🤖 AI Summary
In high-energy physics and related domains, signal-background classification tasks suffer from insufficient modeling of physical correlations among input variables. To address this, we propose Random Distributional Shuffling Attack (RDSA), a novel adversarial perturbation method targeting the *correlation structure*—rather than individual features—of input data. RDSA is the first approach to shift the adversarial objective from feature space to *correlation space*, integrating prior scientific constraints to guide both data augmentation and adversarial training, thereby establishing a correlation-aware learning paradigm. Evaluated across six cross-domain benchmarks—including CERN Open Data, MNIST, and HAR—RDSA consistently enhances model generalization and robustness: under low-data and distribution-shift scenarios, it improves classification accuracy by 3.2–7.8% on average. These results empirically validate the effectiveness and broad applicability of explicitly incorporating variable correlation constraints into machine learning models.
📝 Abstract
Correlations between input parameters play a crucial role in many scientific classification tasks, since these are often related to fundamental laws of nature.

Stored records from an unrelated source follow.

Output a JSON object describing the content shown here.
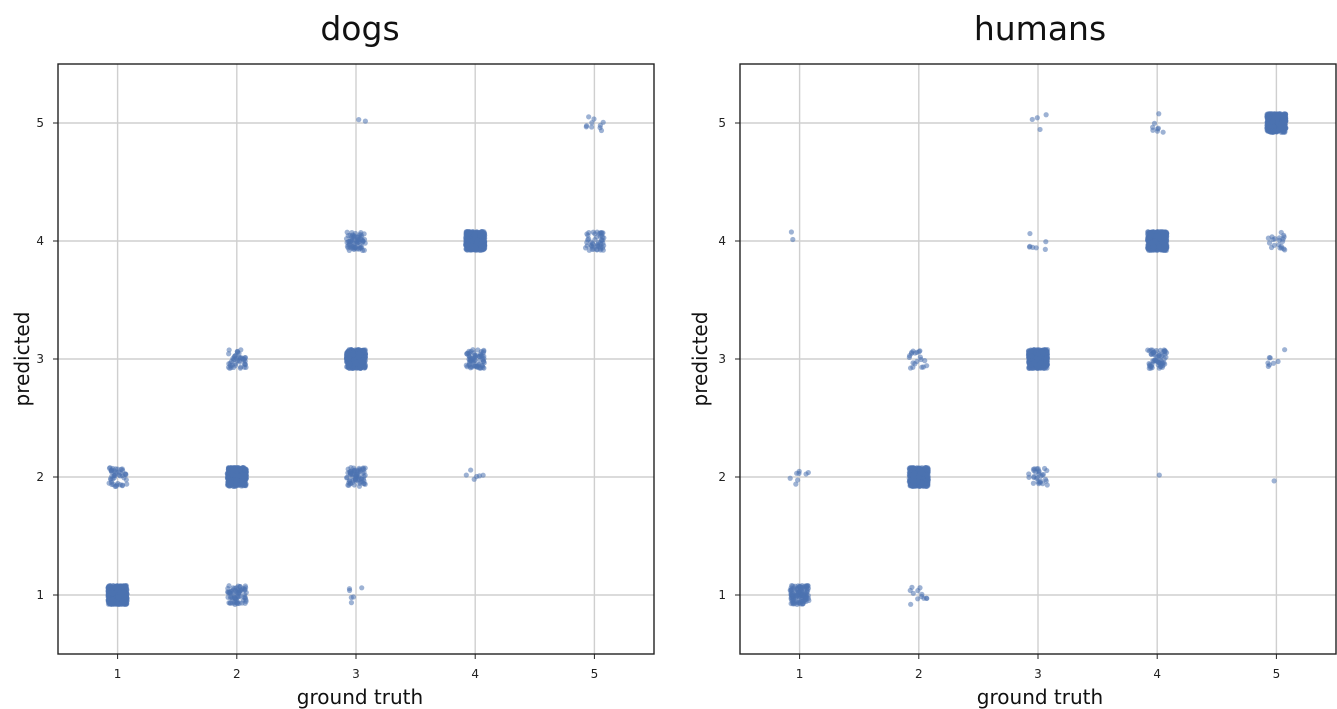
{
  "chart_data": [
    {
      "type": "scatter",
      "title": "dogs",
      "xlabel": "ground truth",
      "ylabel": "predicted",
      "xlim": [
        0.5,
        5.5
      ],
      "ylim": [
        0.5,
        5.5
      ],
      "xticks": [
        1,
        2,
        3,
        4,
        5
      ],
      "yticks": [
        1,
        2,
        3,
        4,
        5
      ],
      "grid": true,
      "jitter": 0.08,
      "point_color": "#4c72b0",
      "cells": [
        {
          "x": 1,
          "y": 1,
          "n": 500
        },
        {
          "x": 1,
          "y": 2,
          "n": 45
        },
        {
          "x": 2,
          "y": 1,
          "n": 70
        },
        {
          "x": 2,
          "y": 2,
          "n": 500
        },
        {
          "x": 2,
          "y": 3,
          "n": 45
        },
        {
          "x": 3,
          "y": 1,
          "n": 6
        },
        {
          "x": 3,
          "y": 2,
          "n": 70
        },
        {
          "x": 3,
          "y": 3,
          "n": 500
        },
        {
          "x": 3,
          "y": 4,
          "n": 70
        },
        {
          "x": 3,
          "y": 5,
          "n": 2
        },
        {
          "x": 4,
          "y": 2,
          "n": 6
        },
        {
          "x": 4,
          "y": 3,
          "n": 70
        },
        {
          "x": 4,
          "y": 4,
          "n": 500
        },
        {
          "x": 5,
          "y": 4,
          "n": 50
        },
        {
          "x": 5,
          "y": 5,
          "n": 10
        }
      ]
    },
    {
      "type": "scatter",
      "title": "humans",
      "xlabel": "ground truth",
      "ylabel": "predicted",
      "xlim": [
        0.5,
        5.5
      ],
      "ylim": [
        0.5,
        5.5
      ],
      "xticks": [
        1,
        2,
        3,
        4,
        5
      ],
      "yticks": [
        1,
        2,
        3,
        4,
        5
      ],
      "grid": true,
      "jitter": 0.08,
      "point_color": "#4c72b0",
      "cells": [
        {
          "x": 1,
          "y": 1,
          "n": 120
        },
        {
          "x": 1,
          "y": 2,
          "n": 8
        },
        {
          "x": 1,
          "y": 4,
          "n": 2
        },
        {
          "x": 2,
          "y": 1,
          "n": 12
        },
        {
          "x": 2,
          "y": 2,
          "n": 500
        },
        {
          "x": 2,
          "y": 3,
          "n": 20
        },
        {
          "x": 3,
          "y": 2,
          "n": 30
        },
        {
          "x": 3,
          "y": 3,
          "n": 500
        },
        {
          "x": 3,
          "y": 4,
          "n": 7
        },
        {
          "x": 3,
          "y": 5,
          "n": 4
        },
        {
          "x": 4,
          "y": 2,
          "n": 1
        },
        {
          "x": 4,
          "y": 3,
          "n": 60
        },
        {
          "x": 4,
          "y": 4,
          "n": 500
        },
        {
          "x": 4,
          "y": 5,
          "n": 8
        },
        {
          "x": 5,
          "y": 2,
          "n": 1
        },
        {
          "x": 5,
          "y": 3,
          "n": 8
        },
        {
          "x": 5,
          "y": 4,
          "n": 20
        },
        {
          "x": 5,
          "y": 5,
          "n": 500
        }
      ]
    }
  ]
}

For example, in high energy physics, one of the common deep learning use-cases is the classification of signal and background processes in particle collisions. In many such cases, the fundamental principles of the correlations between observables are often better understood than the actual distributions of the observables themselves. In this work, we present a new adversarial attack algorithm called Random Distribution Shuffle Attack (RDSA), emphasizing the correlations between observables in the network rather than individual feature characteristics. Correct application of the proposed novel attack can result in a significant improvement in classification performance - particularly in the context of data augmentation - when using the generated adversaries within adversarial training. Given that correlations between input features are also crucial in many other disciplines. We demonstrate the RDSA effectiveness on six classification tasks, including two particle collision challenges (using CERN Open Data), hand-written digit recognition (MNIST784), human activity recognition (HAR), weather forecasting (Rain in Australia), and ICU patient mortality (MIMIC-IV), demonstrating a general use case beyond fundamental physics for this new type of adversarial attack algorithms.